If you are good enough, you could stand in the center of your friends pool, shoot straight up, and watch for it to splash down back into the pool.
Here's how I caught a bullet (accidently) just last week.
I was trying out several loads with the Nosler 64gr bonded bullet in a custom .223 rifle. A load of 26.0gr of CFE223 in Lapua cases proved to be fairly accurate while producing the highest velocity of the loads tested.
I always have a few bowling pins hanging from some rope at the 300yds line so I decided to slap one of them with the little 64gr bullet. At the shot I saw the pin move but not very much. When I drove down range I noticed that the bullet struck the pin dead center with about 65% of the bullet exposed on the face of the pin. The pin actually caught that bullet like a catchers mitt. I took a needle nose plier and easily removed the bullet from the pin.
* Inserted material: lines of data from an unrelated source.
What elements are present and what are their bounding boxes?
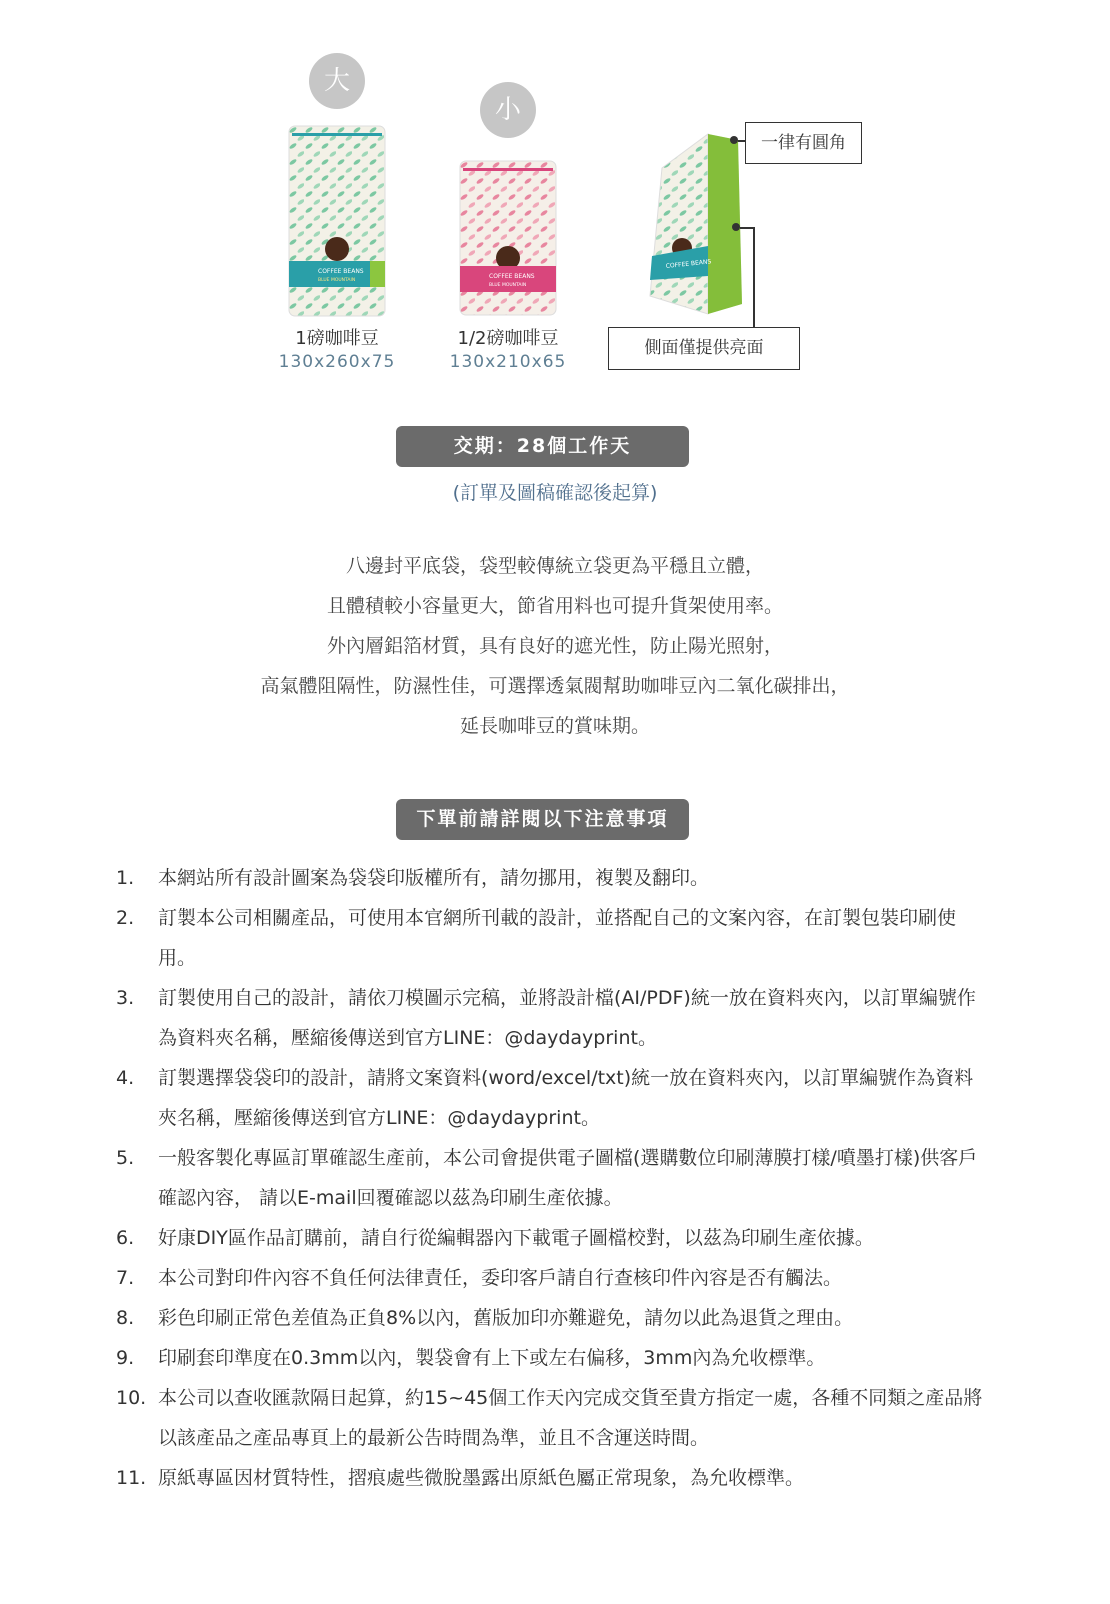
- notice-item-number: 11.: [116, 1467, 147, 1489]
- notice-item: [116, 898, 986, 978]
- notice-item: [116, 1298, 986, 1338]
- bag-label-line2: BLUE MOUNTAIN: [318, 278, 356, 283]
- bag-label-line1: COFFEE BEANS: [318, 268, 364, 275]
- description-line: 延長咖啡豆的賞味期。: [459, 715, 650, 737]
- notice-item: [116, 1218, 986, 1258]
- notice-item-number: 2.: [116, 907, 135, 929]
- notice-item-text: 印刷套印準度在0.3mm以內，製袋會有上下或左右偏移，3mm內為允收標準。: [158, 1347, 826, 1369]
- notice-item-number: 3.: [116, 987, 135, 1009]
- notice-item-number: 7.: [116, 1267, 135, 1289]
- large-product-name: 1磅咖啡豆: [295, 328, 379, 349]
- notice-item-number: 9.: [116, 1347, 135, 1369]
- notice-item-number: 10.: [116, 1387, 147, 1409]
- notice-item-text: 本公司以查收匯款隔日起算，約15~45個工作天內完成交貨至貴方指定一處，各種不同類之產品將以該產品之產品專頁上的最新公告時間為準，並且不含運送時間。: [158, 1387, 983, 1449]
- notice-item: [116, 858, 986, 898]
- bag-label-line1: COFFEE BEANS: [489, 273, 535, 280]
- notice-item-text: 訂製選擇袋袋印的設計，請將文案資料(word/excel/txt)統一放在資料夾內，以訂單編號作為資料夾名稱，壓縮後傳送到官方LINE：@daydayprint。: [158, 1067, 974, 1129]
- notice-item-text: 彩色印刷正常色差值為正負8%以內，舊版加印亦難避免，請勿以此為退貨之理由。: [158, 1307, 854, 1329]
- notice-item: [116, 1458, 986, 1498]
- notice-item: [116, 1138, 986, 1218]
- callout-leader-line: [740, 227, 754, 229]
- small-product-dimensions: 130x210x65: [449, 352, 567, 372]
- notice-item: [116, 1378, 986, 1458]
- description-line: 外內層鋁箔材質，具有良好的遮光性，防止陽光照射，: [326, 635, 783, 657]
- notice-item-number: 5.: [116, 1147, 135, 1169]
- angled-coffee-bag-image: [646, 128, 746, 318]
- notice-item-number: 4.: [116, 1067, 135, 1089]
- notice-item-text: 一般客製化專區訂單確認生產前，本公司會提供電子圖檔(選購數位印刷薄膜打樣/噴墨打樣)供客戶確認內容， 請以E-mail回覆確認以茲為印刷生產依據。: [158, 1147, 978, 1209]
- rounded-corner-callout: 一律有圓角: [745, 122, 862, 164]
- notice-item: [116, 1338, 986, 1378]
- bag-label-line2: BLUE MOUNTAIN: [489, 283, 527, 288]
- description-line: 八邊封平底袋，袋型較傳統立袋更為平穩且立體，: [345, 555, 764, 577]
- notice-item: [116, 1258, 986, 1298]
- small-coffee-bag-image: [459, 160, 557, 316]
- size-badge-small: 小: [480, 82, 536, 138]
- notice-item-number: 6.: [116, 1227, 135, 1249]
- large-coffee-bag-image: [288, 125, 386, 317]
- side-glossy-callout: 側面僅提供亮面: [608, 327, 800, 370]
- size-badge-large: 大: [309, 53, 365, 109]
- notice-item-text: 訂製本公司相關產品，可使用本官網所刊載的設計，並搭配自己的文案內容，在訂製包裝印刷使用。: [158, 907, 957, 969]
- notice-item-text: 本公司對印件內容不負任何法律責任，委印客戶請自行查核印件內容是否有觸法。: [158, 1267, 843, 1289]
- large-product-dimensions: 130x260x75: [278, 352, 396, 372]
- description-line: 且體積較小容量更大，節省用料也可提升貨架使用率。: [326, 595, 783, 617]
- product-description: [0, 546, 1110, 746]
- small-product-name: 1/2磅咖啡豆: [457, 328, 559, 349]
- notice-list: [116, 858, 986, 1498]
- delivery-time-badge: 交期：28個工作天: [396, 426, 689, 467]
- bag-label-line1: COFFEE BEANS: [665, 258, 712, 270]
- notice-item-number: 1.: [116, 867, 135, 889]
- callout-pointer-dot: [732, 223, 740, 231]
- callout-leader-line: [738, 140, 746, 142]
- delivery-note: (訂單及圖稿確認後起算): [452, 482, 658, 504]
- notice-item: [116, 1058, 986, 1138]
- callout-leader-line: [753, 227, 755, 328]
- notice-item-text: 好康DIY區作品訂購前，請自行從編輯器內下載電子圖檔校對，以茲為印刷生產依據。: [158, 1227, 874, 1249]
- notice-item: [116, 978, 986, 1058]
- callout-pointer-dot: [730, 136, 738, 144]
- notice-item-text: 本網站所有設計圖案為袋袋印版權所有，請勿挪用，複製及翻印。: [158, 867, 710, 889]
- description-line: 高氣體阻隔性，防濕性佳，可選擇透氣閥幫助咖啡豆內二氧化碳排出，: [260, 675, 850, 697]
- notice-item-text: 訂製使用自己的設計，請依刀模圖示完稿，並將設計檔(AI/PDF)統一放在資料夾內，以訂單編號作為資料夾名稱，壓縮後傳送到官方LINE：@daydayprint。: [158, 987, 976, 1049]
- notice-item-number: 8.: [116, 1307, 135, 1329]
- notice-heading-badge: 下單前請詳閱以下注意事項: [396, 799, 689, 840]
- notice-item-text: 原紙專區因材質特性，摺痕處些微脫墨露出原紙色屬正常現象，為允收標準。: [158, 1467, 805, 1489]
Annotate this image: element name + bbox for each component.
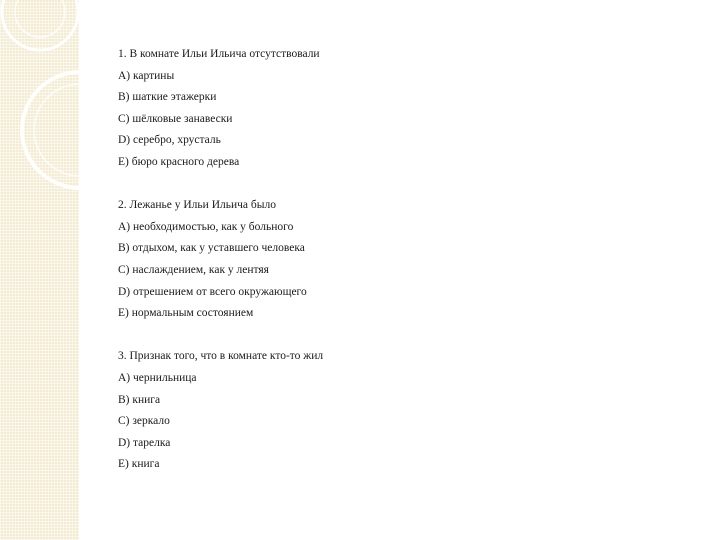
answer-option: E) книга [118,458,160,471]
answer-option: A) картины [118,69,175,82]
answer-option: A) чернильница [118,371,197,384]
question-text: 3. Признак того, что в комнате кто-то жил [118,350,324,363]
answer-option: C) шёлковые занавески [118,112,233,125]
answer-option: E) бюро красного дерева [118,155,240,168]
answer-option: C) наслаждением, как у лентяя [118,263,269,276]
answer-option: B) книга [118,393,161,406]
answer-option: D) отрешением от всего окружающего [118,285,307,298]
answer-option: D) тарелка [118,436,171,449]
answer-option: A) необходимостью, как у больного [118,220,294,233]
answer-option: E) нормальным состоянием [118,307,254,320]
answer-option: D) серебро, хрусталь [118,134,221,147]
decorative-circles-icon [0,0,130,220]
question-block-3 [118,346,678,476]
answer-option: C) зеркало [118,415,170,428]
answer-option: B) отдыхом, как у уставшего человека [118,242,305,255]
question-text: 1. В комнате Ильи Ильича отсутствовали [118,48,320,60]
question-block-1 [118,44,678,174]
question-text: 2. Лежанье у Ильи Ильича было [118,199,276,212]
answer-option: B) шаткие этажерки [118,91,217,104]
question-block-2 [118,195,678,325]
test-content [118,44,678,476]
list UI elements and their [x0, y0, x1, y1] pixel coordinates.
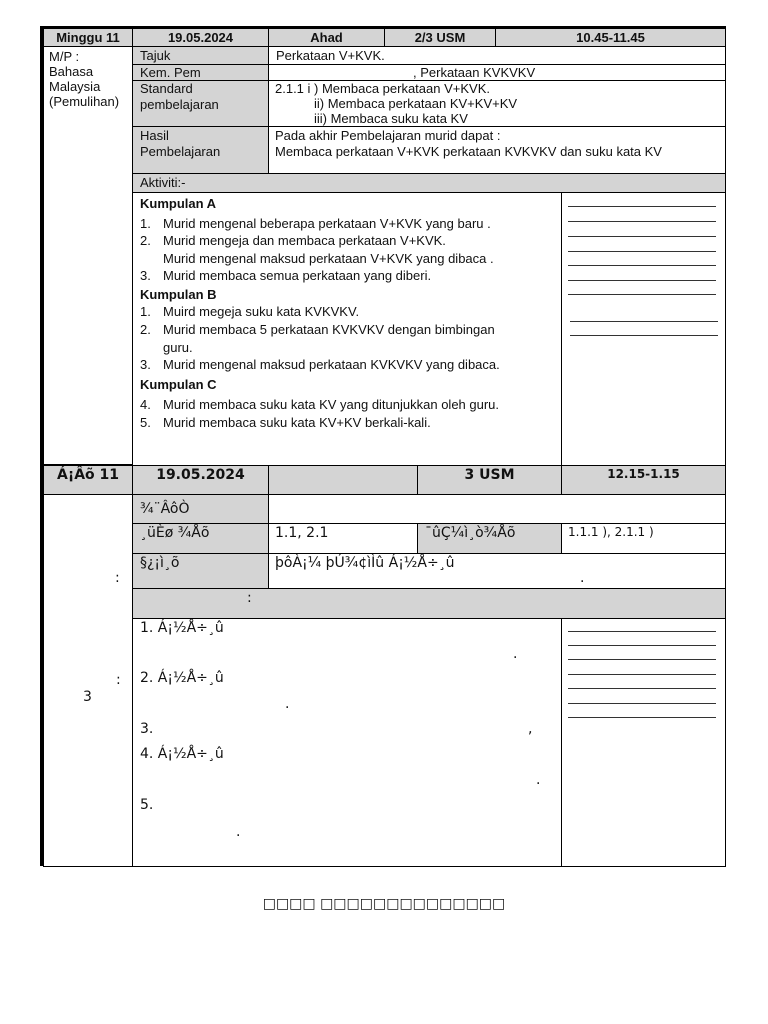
reflection-line [568, 251, 716, 252]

The nose was flat but the bullet was intact.
If you are good enough, you could stand in the center of your friends pool, shoot straight up, and watch for it to splash down back into the pool.
Bowling pins are made out of wood right?
Snow.
There is a field we shoot at out here for long range and in the spring after the snow melts we find all sorts of intact bullets on the frozen mud. As far as I can figure it, the deep snow slows down a bullet nicely. We make 'snow men' or pack down mounds of snow to set water filled jugs on for reactive targets in the winter. A little food colouring and it makes for great entertainment in the winter up here in Canada. We hide water containers inside the snowmen for fun. Anyway. On misses when the bullet drops into the snow and travels through it for awhile I believe it gently slows it down preserving the bullet. It's pretty cool to find an intact billet with only rifling marks on it.